When Everybody Knows the Playbook

Well, it looks like we dodged the S&P 500 Index at 1,040 sell bullet. The market has bounced nicely from that level and is currently trading at 1,094. I always wonder what it means when institutional investors are all looking at the same charts showing the same resistance and support levels for the market. In this case, 1,040 was truly the last line of technical defense for the S&P to the downside and we have been writing that we would be reducing risk if the market closed below that price. Since everyone else was looking at the same chart, you wonder how much of the subsequent rally was a self-fulfilling prophesy…at least in the short-term.

Where does the playbook go from here? I believe that the same institutional investors who were playing for the rally off of the 1,040 level will now be looking for a classic summer rally. It is well known that the typical market cycle leads to the conclusion that investors should “sell in May and go away.” Perhaps a little less well known is the May sell-off is often followed by a relief rally in June and July. It is when you get to late summer that history suggests that extreme caution is appropriate. History is full of market swoons that begin in August and continue falling through September and October. So, looking at a chart it seems very clear that the current rally could take the market back to its 50-day simple moving average of 1,145, or even back to its April 23rd high of 1,217. If you get there on the rally…it’s time to sell. In a lousy year for stocks, who can afford to give up the next 10% to the upside if you can get in and get out?

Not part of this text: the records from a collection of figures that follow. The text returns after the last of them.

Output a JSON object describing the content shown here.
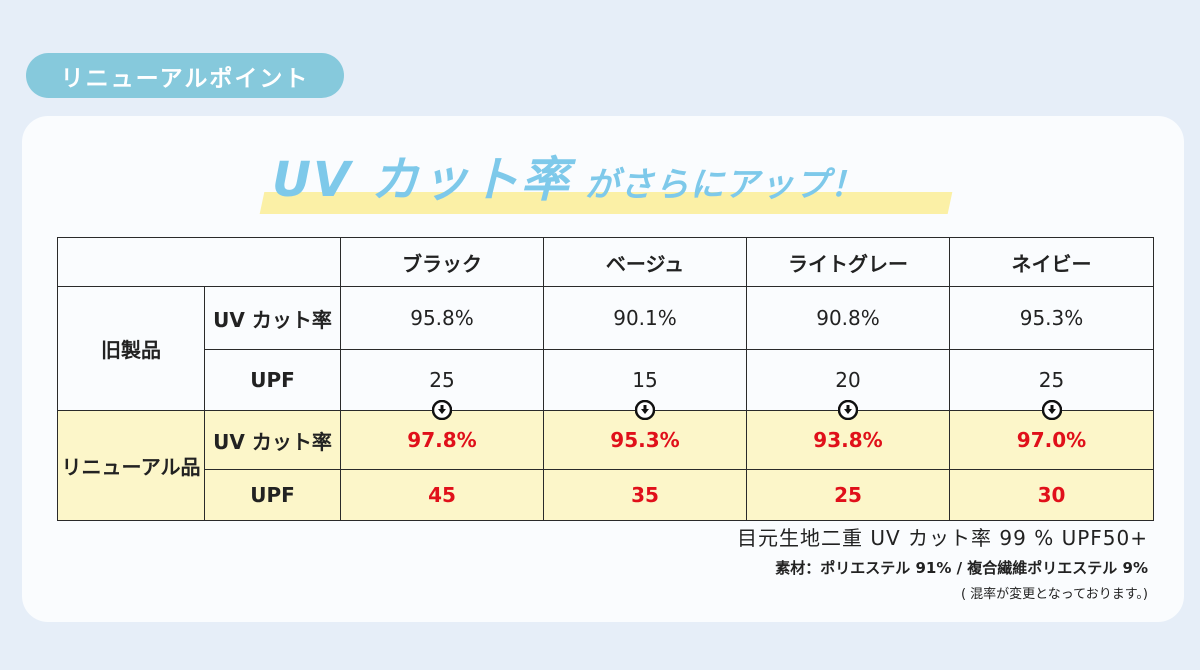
{
  "badge": "リニューアルポイント",
  "headline": {
    "big": "UV カット率",
    "small": "がさらにアップ！"
  },
  "table": {
    "colors": [
      "ブラック",
      "ベージュ",
      "ライトグレー",
      "ネイビー"
    ],
    "old": {
      "label": "旧製品",
      "uv_label": "UV カット率",
      "uv": [
        "95.8%",
        "90.1%",
        "90.8%",
        "95.3%"
      ],
      "upf_label": "UPF",
      "upf": [
        "25",
        "15",
        "20",
        "25"
      ]
    },
    "new": {
      "label": "リニューアル品",
      "uv_label": "UV カット率",
      "uv": [
        "97.8%",
        "95.3%",
        "93.8%",
        "97.0%"
      ],
      "upf_label": "UPF",
      "upf": [
        "45",
        "35",
        "25",
        "30"
      ]
    }
  },
  "notes": {
    "line1": "目元生地二重 UV カット率 99 %  UPF50+",
    "line2": "素材：ポリエステル 91% / 複合繊維ポリエステル 9%",
    "line3": "( 混率が変更となっております。)"
  },
  "colors": {
    "accent_blue": "#7ec9ea",
    "badge": "#86c9dc",
    "highlight_yellow": "#fcf6c9",
    "new_value_red": "#e0101a"
  }
}
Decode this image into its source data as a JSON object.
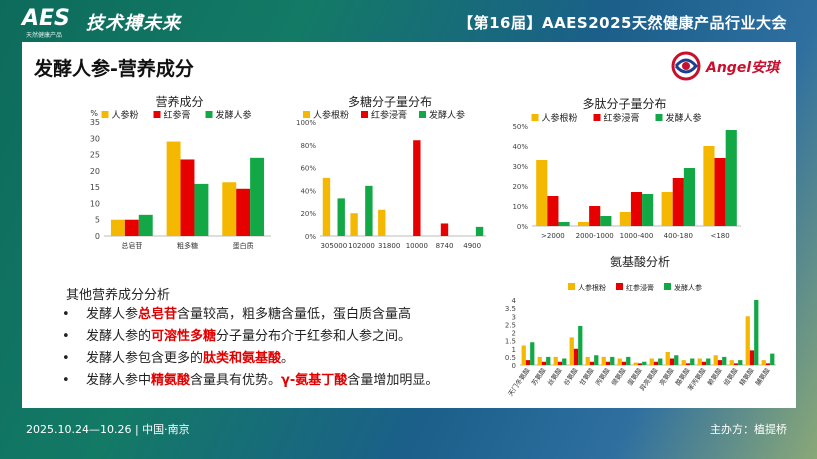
{
  "header": {
    "logo": "AES",
    "logo_sub": "天然健康产品",
    "slogan": "技术搏未来",
    "conference": "【第16届】AAES2025天然健康产品行业大会"
  },
  "slide": {
    "title": "发酵人参-营养成分",
    "brand": "Angel安琪"
  },
  "colors": {
    "yellow": "#f5b800",
    "red": "#e60000",
    "green": "#12a845"
  },
  "analysis": {
    "heading": "其他营养成分分析",
    "b1_pre": "发酵人参",
    "b1_hl": "总皂苷",
    "b1_post": "含量较高，粗多糖含量低，蛋白质含量高",
    "b2_pre": "发酵人参的",
    "b2_hl": "可溶性多糖",
    "b2_post": "分子量分布介于红参和人参之间。",
    "b3_pre": "发酵人参包含更多的",
    "b3_hl": "肽类和氨基酸",
    "b3_post": "。",
    "b4_pre": "发酵人参中",
    "b4_hl": "精氨酸",
    "b4_mid": "含量具有优势。",
    "b4_hl2": "γ-氨基丁酸",
    "b4_post": "含量增加明显。"
  },
  "footer": {
    "date": "2025.10.24—10.26 | 中国·南京",
    "host": "主办方：植提桥"
  },
  "chart_data": [
    {
      "type": "bar",
      "title": "营养成分",
      "ylabel": "%",
      "categories": [
        "总皂苷",
        "粗多糖",
        "蛋白质"
      ],
      "ylim": [
        0,
        35
      ],
      "yticks": [
        "0",
        "5",
        "10",
        "15",
        "20",
        "25",
        "30",
        "35"
      ],
      "series": [
        {
          "name": "人参粉",
          "values": [
            5,
            29,
            16.5
          ]
        },
        {
          "name": "红参膏",
          "values": [
            5,
            23.5,
            14.5
          ]
        },
        {
          "name": "发酵人参",
          "values": [
            6.5,
            16,
            24
          ]
        }
      ]
    },
    {
      "type": "bar",
      "title": "多糖分子量分布",
      "categories": [
        "305000",
        "102000",
        "31800",
        "10000",
        "8740",
        "4900"
      ],
      "ylim": [
        0,
        100
      ],
      "yticks": [
        "0%",
        "20%",
        "40%",
        "60%",
        "80%",
        "100%"
      ],
      "series": [
        {
          "name": "人参根粉",
          "values": [
            51,
            20,
            23,
            0,
            0,
            0
          ]
        },
        {
          "name": "红参浸膏",
          "values": [
            0,
            0,
            0,
            84,
            11,
            0
          ]
        },
        {
          "name": "发酵人参",
          "values": [
            33,
            44,
            0,
            0,
            0,
            8
          ]
        }
      ]
    },
    {
      "type": "bar",
      "title": "多肽分子量分布",
      "categories": [
        ">2000",
        "2000-1000",
        "1000-400",
        "400-180",
        "<180"
      ],
      "ylim": [
        0,
        50
      ],
      "yticks": [
        "0%",
        "10%",
        "20%",
        "30%",
        "40%",
        "50%"
      ],
      "series": [
        {
          "name": "人参根粉",
          "values": [
            33,
            2,
            7,
            17,
            40
          ]
        },
        {
          "name": "红参浸膏",
          "values": [
            15,
            10,
            17,
            24,
            34
          ]
        },
        {
          "name": "发酵人参",
          "values": [
            2,
            5,
            16,
            29,
            48
          ]
        }
      ]
    },
    {
      "type": "bar",
      "title": "氨基酸分析",
      "categories": [
        "天门冬氨酸",
        "苏氨酸",
        "丝氨酸",
        "谷氨酸",
        "甘氨酸",
        "丙氨酸",
        "缬氨酸",
        "蛋氨酸",
        "异亮氨酸",
        "亮氨酸",
        "酪氨酸",
        "苯丙氨酸",
        "赖氨酸",
        "组氨酸",
        "精氨酸",
        "脯氨酸"
      ],
      "ylim": [
        0,
        4
      ],
      "yticks": [
        "0",
        "0.5",
        "1",
        "1.5",
        "2",
        "2.5",
        "3",
        "3.5",
        "4"
      ],
      "series": [
        {
          "name": "人参根粉",
          "values": [
            1.2,
            0.5,
            0.5,
            1.7,
            0.5,
            0.5,
            0.4,
            0.15,
            0.4,
            0.8,
            0.3,
            0.4,
            0.6,
            0.3,
            3.0,
            0.3
          ]
        },
        {
          "name": "红参浸膏",
          "values": [
            0.3,
            0.2,
            0.2,
            1.0,
            0.2,
            0.2,
            0.2,
            0.1,
            0.2,
            0.4,
            0.1,
            0.2,
            0.3,
            0.1,
            0.9,
            0.1
          ]
        },
        {
          "name": "发酵人参",
          "values": [
            1.4,
            0.5,
            0.4,
            2.4,
            0.6,
            0.5,
            0.5,
            0.2,
            0.4,
            0.6,
            0.4,
            0.4,
            0.5,
            0.3,
            4.0,
            0.7
          ]
        }
      ]
    }
  ]
}
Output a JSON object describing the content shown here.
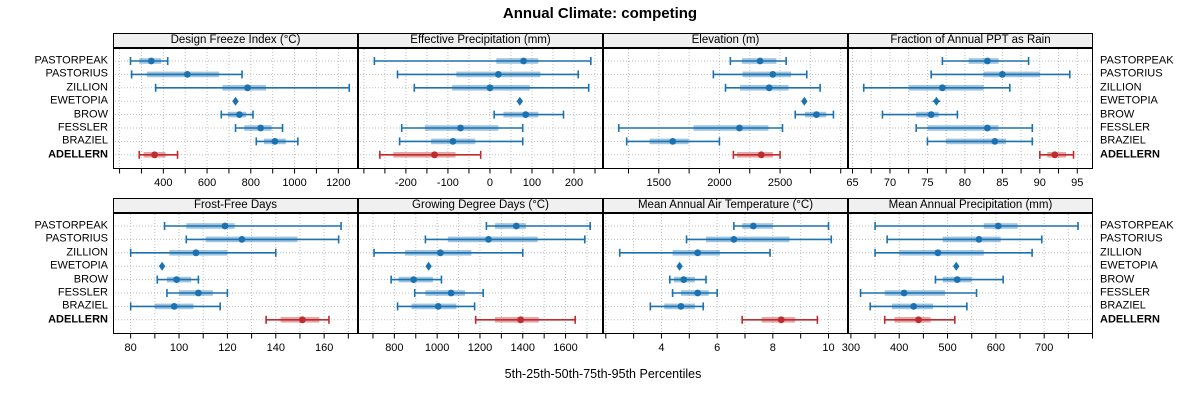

So everyone will be playing chicken with everyone else, intently studying the “quality” of this rally (if it continues). In a perfect world we will see a rally in the euro, a sell-off in U.S. bonds and gold, and a return to market leadership in the late cyclicals in the U.S. market, meaning big gains for energy, materials, and industrials. If the rally plays out according to the playbook, then everyone will be looking to sell into it, hoping to catch as much of the gains as possible before we get to the late summer market doldrums and the outright fall market nightmares. The question is, if everyone knows the playbook, and institutional investors are trying to invest the same seasonal strategy while looking at the same market themes and levels of price support and resistance, doesn’t that completely invalidate the playbook? I know that we are cautiously playing for this summer rally. I also know that we won’t be surprised by a completely unexpected market move…in either direction.